Conservative Bible students and scholars come to very different positions on the matter of divorce and remarriage. This naturally makes the matter even tougher, but this is the reality of what we face. On the one hand some believe there is no basis for divorce under any circumstances and to remarry is to live in adultery. On the other hand others believe God allows divorce and remarriage for three circumstances: (1) adultery, (2) desertion of a believing spouse by an unbelieving spouse, and (3) if a person becomes saved after they were divorced, etc. because they are beginning life anew.

Ephesians 5 and 1 Corinthians 7 are key Pauline texts on marriage. From these passages, especially 1 Corinthians 7, it seems evident that Paul’s view is that: (1) a believer whose unbelieving spouse has deserted him is free to divorce and remarry; (2) a believer who was divorced when an unbeliever is free to remarry; and (3) a believer who is the innocent party in a divorce involving adultery is free to remarry.

Having said all this, we should still keep in mind that God hates divorce and that Christians should seek restoration of their marriage, which often takes a great deal of time.
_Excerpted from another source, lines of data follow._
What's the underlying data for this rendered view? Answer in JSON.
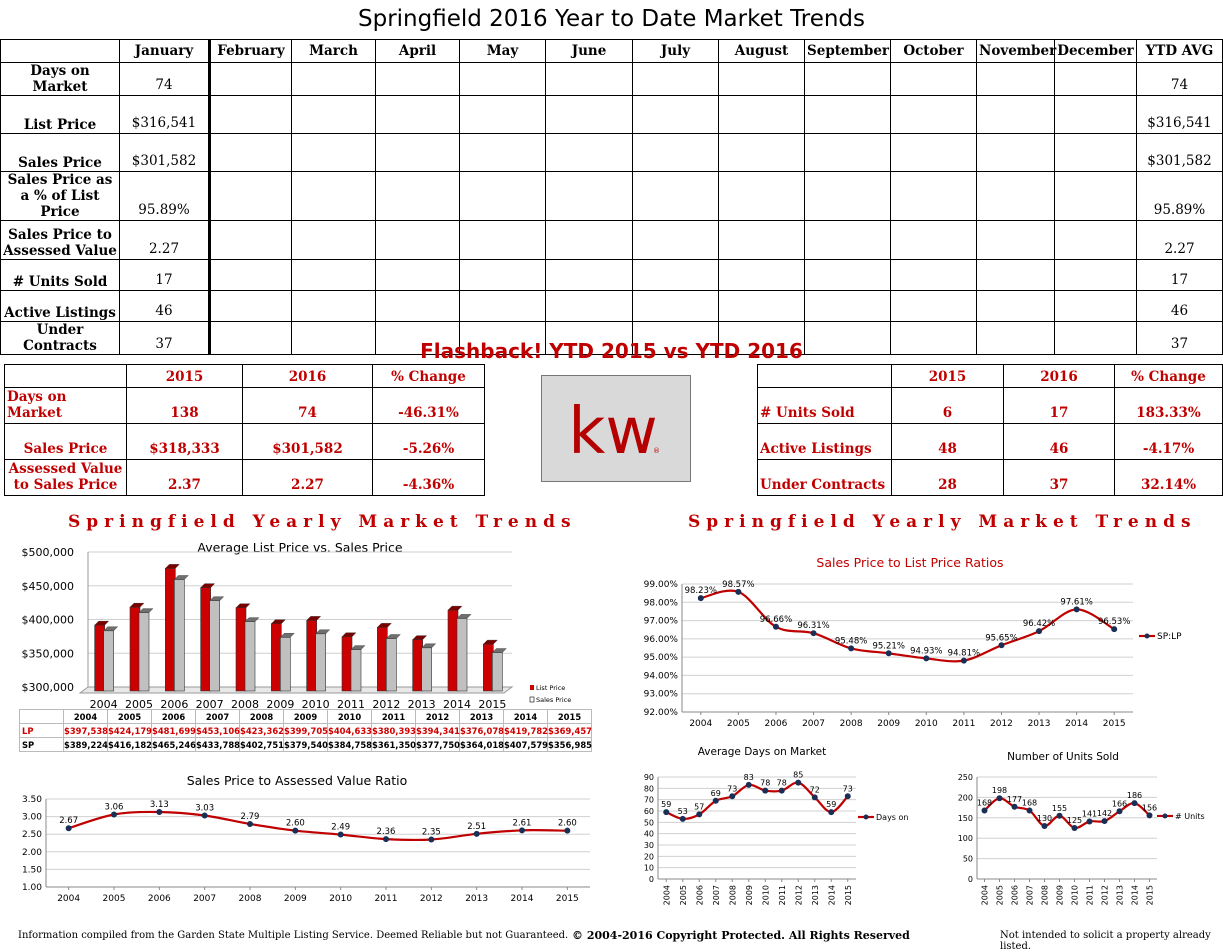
{
  "title": "Springfield 2016 Year to Date Market Trends",
  "ytd_table": {
    "headers": [
      "",
      "January",
      "February",
      "March",
      "April",
      "May",
      "June",
      "July",
      "August",
      "September",
      "October",
      "November",
      "December",
      "YTD AVG"
    ],
    "rows": [
      {
        "label": "Days on Market",
        "january": "74",
        "ytd_avg": "74"
      },
      {
        "label": "List Price",
        "january": "$316,541",
        "ytd_avg": "$316,541"
      },
      {
        "label": "Sales Price",
        "january": "$301,582",
        "ytd_avg": "$301,582"
      },
      {
        "label": "Sales Price as a % of List Price",
        "january": "95.89%",
        "ytd_avg": "95.89%"
      },
      {
        "label": "Sales Price to Assessed Value",
        "january": "2.27",
        "ytd_avg": "2.27"
      },
      {
        "label": "# Units Sold",
        "january": "17",
        "ytd_avg": "17"
      },
      {
        "label": "Active Listings",
        "january": "46",
        "ytd_avg": "46"
      },
      {
        "label": "Under Contracts",
        "january": "37",
        "ytd_avg": "37"
      }
    ]
  },
  "flashback": {
    "title": "Flashback!  YTD 2015 vs YTD 2016",
    "headers": [
      "",
      "2015",
      "2016",
      "% Change"
    ],
    "left_rows": [
      {
        "label": "Days on Market",
        "y2015": "138",
        "y2016": "74",
        "change": "-46.31%"
      },
      {
        "label": "Sales Price",
        "y2015": "$318,333",
        "y2016": "$301,582",
        "change": "-5.26%"
      },
      {
        "label": "Assessed Value to Sales Price",
        "y2015": "2.37",
        "y2016": "2.27",
        "change": "-4.36%"
      }
    ],
    "right_rows": [
      {
        "label": "# Units Sold",
        "y2015": "6",
        "y2016": "17",
        "change": "183.33%"
      },
      {
        "label": "Active Listings",
        "y2015": "48",
        "y2016": "46",
        "change": "-4.17%"
      },
      {
        "label": "Under Contracts",
        "y2015": "28",
        "y2016": "37",
        "change": "32.14%"
      }
    ]
  },
  "logo": {
    "text": "kw",
    "mark": "®"
  },
  "section_titles": {
    "left": "Springfield Yearly Market Trends",
    "right": "Springfield Yearly Market Trends"
  },
  "colors": {
    "red": "#c00000",
    "bar_red": "#cc0000",
    "bar_gray": "#c0c0c0",
    "line_red": "#c00000"
  },
  "chart_data": [
    {
      "type": "bar",
      "title": "Average List Price vs. Sales Price",
      "categories": [
        "2004",
        "2005",
        "2006",
        "2007",
        "2008",
        "2009",
        "2010",
        "2011",
        "2012",
        "2013",
        "2014",
        "2015"
      ],
      "series": [
        {
          "name": "List Price",
          "short": "LP",
          "values": [
            397538,
            424179,
            481699,
            453106,
            423362,
            399705,
            404633,
            380393,
            394341,
            376078,
            419782,
            369457
          ],
          "labels": [
            "$397,538",
            "$424,179",
            "$481,699",
            "$453,106",
            "$423,362",
            "$399,705",
            "$404,633",
            "$380,393",
            "$394,341",
            "$376,078",
            "$419,782",
            "$369,457"
          ]
        },
        {
          "name": "Sales Price",
          "short": "SP",
          "values": [
            389224,
            416182,
            465246,
            433788,
            402751,
            379540,
            384758,
            361350,
            377750,
            364018,
            407579,
            356985
          ],
          "labels": [
            "$389,224",
            "$416,182",
            "$465,246",
            "$433,788",
            "$402,751",
            "$379,540",
            "$384,758",
            "$361,350",
            "$377,750",
            "$364,018",
            "$407,579",
            "$356,985"
          ]
        }
      ],
      "ylim": [
        300000,
        500000
      ],
      "yticks": [
        "$300,000",
        "$350,000",
        "$400,000",
        "$450,000",
        "$500,000"
      ],
      "legend": "right"
    },
    {
      "type": "line",
      "title": "Sales Price to List Price Ratios",
      "x": [
        "2004",
        "2005",
        "2006",
        "2007",
        "2008",
        "2009",
        "2010",
        "2011",
        "2012",
        "2013",
        "2014",
        "2015"
      ],
      "series": [
        {
          "name": "SP:LP",
          "values": [
            98.23,
            98.57,
            96.66,
            96.31,
            95.48,
            95.21,
            94.93,
            94.81,
            95.65,
            96.42,
            97.61,
            96.53
          ],
          "labels": [
            "98.23%",
            "98.57%",
            "96.66%",
            "96.31%",
            "95.48%",
            "95.21%",
            "94.93%",
            "94.81%",
            "95.65%",
            "96.42%",
            "97.61%",
            "96.53%"
          ]
        }
      ],
      "ylim": [
        92,
        99
      ],
      "yticks": [
        "92.00%",
        "93.00%",
        "94.00%",
        "95.00%",
        "96.00%",
        "97.00%",
        "98.00%",
        "99.00%"
      ],
      "legend": "right"
    },
    {
      "type": "line",
      "title": "Sales Price to Assessed Value Ratio",
      "x": [
        "2004",
        "2005",
        "2006",
        "2007",
        "2008",
        "2009",
        "2010",
        "2011",
        "2012",
        "2013",
        "2014",
        "2015"
      ],
      "series": [
        {
          "name": "",
          "values": [
            2.67,
            3.06,
            3.13,
            3.03,
            2.79,
            2.6,
            2.49,
            2.36,
            2.35,
            2.51,
            2.61,
            2.6
          ],
          "labels": [
            "2.67",
            "3.06",
            "3.13",
            "3.03",
            "2.79",
            "2.60",
            "2.49",
            "2.36",
            "2.35",
            "2.51",
            "2.61",
            "2.60"
          ]
        }
      ],
      "ylim": [
        1.0,
        3.5
      ],
      "yticks": [
        "1.00",
        "1.50",
        "2.00",
        "2.50",
        "3.00",
        "3.50"
      ]
    },
    {
      "type": "line",
      "title": "Average Days on Market",
      "x": [
        "2004",
        "2005",
        "2006",
        "2007",
        "2008",
        "2009",
        "2010",
        "2011",
        "2012",
        "2013",
        "2014",
        "2015"
      ],
      "series": [
        {
          "name": "Days on Market",
          "values": [
            59,
            53,
            57,
            69,
            73,
            83,
            78,
            78,
            85,
            72,
            59,
            73
          ],
          "labels": [
            "59",
            "53",
            "57",
            "69",
            "73",
            "83",
            "78",
            "78",
            "85",
            "72",
            "59",
            "73"
          ]
        }
      ],
      "ylim": [
        0,
        90
      ],
      "yticks": [
        "0",
        "10",
        "20",
        "30",
        "40",
        "50",
        "60",
        "70",
        "80",
        "90"
      ],
      "legend": "right"
    },
    {
      "type": "line",
      "title": "Number of Units Sold",
      "x": [
        "2004",
        "2005",
        "2006",
        "2007",
        "2008",
        "2009",
        "2010",
        "2011",
        "2012",
        "2013",
        "2014",
        "2015"
      ],
      "series": [
        {
          "name": "# Units Sold",
          "values": [
            168,
            198,
            177,
            168,
            130,
            155,
            125,
            141,
            142,
            166,
            186,
            156
          ],
          "labels": [
            "168",
            "198",
            "177",
            "168",
            "130",
            "155",
            "125",
            "141",
            "142",
            "166",
            "186",
            "156"
          ]
        }
      ],
      "ylim": [
        0,
        250
      ],
      "yticks": [
        "0",
        "50",
        "100",
        "150",
        "200",
        "250"
      ],
      "legend": "right"
    }
  ],
  "footer": {
    "left": "Information compiled from the Garden State Multiple Listing Service.  Deemed Reliable but not Guaranteed.",
    "center": "© 2004-2016 Copyright Protected.  All Rights Reserved",
    "right": "Not intended to solicit a property already listed."
  }
}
This may mean separation until the offending party makes the necessary changes as a protection for the abused party, etc., but sometimes this does not happen and the situation becomes so complicated that divorce may be the only solution. Separation can be done as an act of tough love to get the other partner to come to their senses, but again, each situation needs to be evaluated carefully with the counsel of others in the body of Christ.

My experience with people in this type of situation has shown me that many people do not want reconciliation and are not willing to give God a chance to change their spouse. They are so full of pain and resentment, they simply want out, which is understandable. What is needed is good biblical counsel, time, and a great deal of prayerfully waiting on the Lord.

Other than to point out a few scriptural principles and the different convictions on this issue, I really cannot give adequate advice via email due to the many and complicated issued that are involved in every situation.